The single theme running rampant throughout this entire saga is emotion – the one thing that should be perpetually left out of the equation.

One of the golden lessons on Wall Street is not to get attached to a position. In the 1987 movie with same name, Gordon Gekko (Michael Douglas) famously remarked “…don’t get emotional about stocks, it clouds your judgment.”

The one problem with this insightful lesson is the lack of circumstances in which it is applied. While most apply the phrase only the investors who seem overly bullish, few consider the opposing attitude. Just as it is unwise for investors to marry a stock, it is also poor practice to adhere to baseless pessimism.

When dealing with the markets, it is necessary to be completely objective – that is to say: heartless.

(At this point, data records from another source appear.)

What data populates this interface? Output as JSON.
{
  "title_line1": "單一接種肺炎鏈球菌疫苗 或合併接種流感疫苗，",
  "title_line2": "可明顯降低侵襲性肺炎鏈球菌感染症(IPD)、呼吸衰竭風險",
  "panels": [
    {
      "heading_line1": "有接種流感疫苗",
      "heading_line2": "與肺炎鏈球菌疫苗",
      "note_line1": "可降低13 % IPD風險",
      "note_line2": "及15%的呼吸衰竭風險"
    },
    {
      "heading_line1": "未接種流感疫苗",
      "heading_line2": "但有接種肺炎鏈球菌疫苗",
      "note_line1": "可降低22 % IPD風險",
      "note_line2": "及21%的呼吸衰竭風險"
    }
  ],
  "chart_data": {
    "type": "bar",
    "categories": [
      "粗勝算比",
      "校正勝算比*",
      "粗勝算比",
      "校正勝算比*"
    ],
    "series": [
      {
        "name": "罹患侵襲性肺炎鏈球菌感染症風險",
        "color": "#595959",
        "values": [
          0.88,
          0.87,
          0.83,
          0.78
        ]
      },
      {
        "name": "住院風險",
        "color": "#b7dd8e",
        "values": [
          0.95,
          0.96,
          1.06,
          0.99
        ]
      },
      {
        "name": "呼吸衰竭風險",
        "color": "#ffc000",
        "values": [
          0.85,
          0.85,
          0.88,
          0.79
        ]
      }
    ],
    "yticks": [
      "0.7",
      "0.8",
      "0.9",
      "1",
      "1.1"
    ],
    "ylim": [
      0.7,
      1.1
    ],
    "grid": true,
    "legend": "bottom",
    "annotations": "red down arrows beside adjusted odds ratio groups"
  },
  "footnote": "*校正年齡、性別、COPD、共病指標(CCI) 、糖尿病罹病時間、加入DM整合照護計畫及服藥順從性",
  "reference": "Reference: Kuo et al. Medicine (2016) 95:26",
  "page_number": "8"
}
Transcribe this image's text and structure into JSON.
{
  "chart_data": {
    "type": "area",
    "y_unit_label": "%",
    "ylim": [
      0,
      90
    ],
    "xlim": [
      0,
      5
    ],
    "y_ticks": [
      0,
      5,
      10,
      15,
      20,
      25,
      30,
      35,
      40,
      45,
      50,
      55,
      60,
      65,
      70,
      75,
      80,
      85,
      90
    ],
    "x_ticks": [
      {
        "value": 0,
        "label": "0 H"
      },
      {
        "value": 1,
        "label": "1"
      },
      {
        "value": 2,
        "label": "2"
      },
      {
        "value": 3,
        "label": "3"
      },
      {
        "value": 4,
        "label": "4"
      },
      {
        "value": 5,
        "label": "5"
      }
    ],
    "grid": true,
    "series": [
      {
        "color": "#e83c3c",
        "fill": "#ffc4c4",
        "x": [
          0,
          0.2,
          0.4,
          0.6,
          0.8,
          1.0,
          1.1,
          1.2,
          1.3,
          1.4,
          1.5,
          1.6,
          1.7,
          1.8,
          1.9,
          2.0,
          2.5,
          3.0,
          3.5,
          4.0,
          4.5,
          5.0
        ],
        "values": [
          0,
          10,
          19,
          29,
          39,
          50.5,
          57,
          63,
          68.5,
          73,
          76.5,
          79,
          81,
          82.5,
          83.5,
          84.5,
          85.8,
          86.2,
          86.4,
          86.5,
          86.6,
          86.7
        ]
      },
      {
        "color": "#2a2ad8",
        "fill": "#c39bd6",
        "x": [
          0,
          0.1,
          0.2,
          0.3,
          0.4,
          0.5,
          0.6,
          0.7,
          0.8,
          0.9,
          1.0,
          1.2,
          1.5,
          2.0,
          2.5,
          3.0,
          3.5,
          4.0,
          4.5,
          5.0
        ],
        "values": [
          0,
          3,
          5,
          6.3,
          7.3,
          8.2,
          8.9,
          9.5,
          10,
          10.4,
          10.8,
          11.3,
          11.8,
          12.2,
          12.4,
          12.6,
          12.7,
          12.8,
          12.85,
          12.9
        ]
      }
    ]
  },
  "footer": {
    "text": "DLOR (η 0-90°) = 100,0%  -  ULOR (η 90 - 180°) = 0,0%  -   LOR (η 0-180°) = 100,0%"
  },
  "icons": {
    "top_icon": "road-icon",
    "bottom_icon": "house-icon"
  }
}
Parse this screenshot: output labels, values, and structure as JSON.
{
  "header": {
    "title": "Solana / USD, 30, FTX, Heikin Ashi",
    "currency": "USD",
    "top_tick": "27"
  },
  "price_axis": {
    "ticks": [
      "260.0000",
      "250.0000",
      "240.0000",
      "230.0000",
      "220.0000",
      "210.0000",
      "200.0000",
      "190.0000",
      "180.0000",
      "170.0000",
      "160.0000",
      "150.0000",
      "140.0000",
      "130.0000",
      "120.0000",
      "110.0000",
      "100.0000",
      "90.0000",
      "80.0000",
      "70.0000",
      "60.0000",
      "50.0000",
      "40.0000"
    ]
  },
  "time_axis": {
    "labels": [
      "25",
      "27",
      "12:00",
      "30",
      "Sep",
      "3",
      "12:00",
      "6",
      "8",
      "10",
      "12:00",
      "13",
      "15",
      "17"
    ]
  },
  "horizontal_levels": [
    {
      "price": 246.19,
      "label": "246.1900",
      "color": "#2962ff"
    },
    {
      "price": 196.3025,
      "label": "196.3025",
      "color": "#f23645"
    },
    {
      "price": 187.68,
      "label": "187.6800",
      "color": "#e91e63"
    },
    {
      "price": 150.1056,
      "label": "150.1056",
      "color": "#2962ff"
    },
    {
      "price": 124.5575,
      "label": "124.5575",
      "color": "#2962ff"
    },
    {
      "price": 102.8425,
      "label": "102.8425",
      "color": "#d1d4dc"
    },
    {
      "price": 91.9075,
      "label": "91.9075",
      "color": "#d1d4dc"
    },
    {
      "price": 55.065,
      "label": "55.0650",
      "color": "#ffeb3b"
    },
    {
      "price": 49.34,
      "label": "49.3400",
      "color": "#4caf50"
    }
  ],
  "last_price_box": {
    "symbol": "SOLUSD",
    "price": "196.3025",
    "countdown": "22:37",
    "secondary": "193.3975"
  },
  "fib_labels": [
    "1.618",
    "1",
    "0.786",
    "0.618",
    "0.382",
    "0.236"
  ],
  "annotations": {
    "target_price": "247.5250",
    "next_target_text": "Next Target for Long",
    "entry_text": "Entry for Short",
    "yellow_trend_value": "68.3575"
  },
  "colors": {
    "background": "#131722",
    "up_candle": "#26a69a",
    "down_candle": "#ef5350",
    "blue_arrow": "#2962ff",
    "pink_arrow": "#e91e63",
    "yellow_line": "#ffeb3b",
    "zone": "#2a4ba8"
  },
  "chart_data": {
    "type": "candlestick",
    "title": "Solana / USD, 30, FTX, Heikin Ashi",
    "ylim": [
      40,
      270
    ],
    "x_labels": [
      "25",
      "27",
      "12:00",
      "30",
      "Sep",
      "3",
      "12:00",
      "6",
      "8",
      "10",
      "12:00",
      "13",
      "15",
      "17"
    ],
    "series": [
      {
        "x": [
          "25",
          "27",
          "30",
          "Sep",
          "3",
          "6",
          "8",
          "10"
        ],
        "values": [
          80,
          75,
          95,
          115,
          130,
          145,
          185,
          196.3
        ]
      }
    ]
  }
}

Investors’ relationship with the market is simple. It has nothing to do with feelings, and everything to do with profit. Over the years many in our industry (and big business in general) have tried – quite successfully – to paint a touchy-feely veneer over a very ugly, cold-hearted business.

Business, from manufacturing to finance and the world’s markets of exchange – and advisors – exist with one sole purpose in mind: to make money. Without that aim, the singular purpose that drives capitalism day-in and day-out, the financial markets would be completely unnecessary (and I would be out of a job).

This nasty facet of business is often ignored and seldom addressed, though commonly understood by every free-market capitalist. It’s a good lesson to remember in times like these, where emotions are much more abundant than facts. Doing so encourages investors – and businesspeople in general – to re-center themselves, re-evaluate their goals, and renew their objective approach that has driven profits for centuries.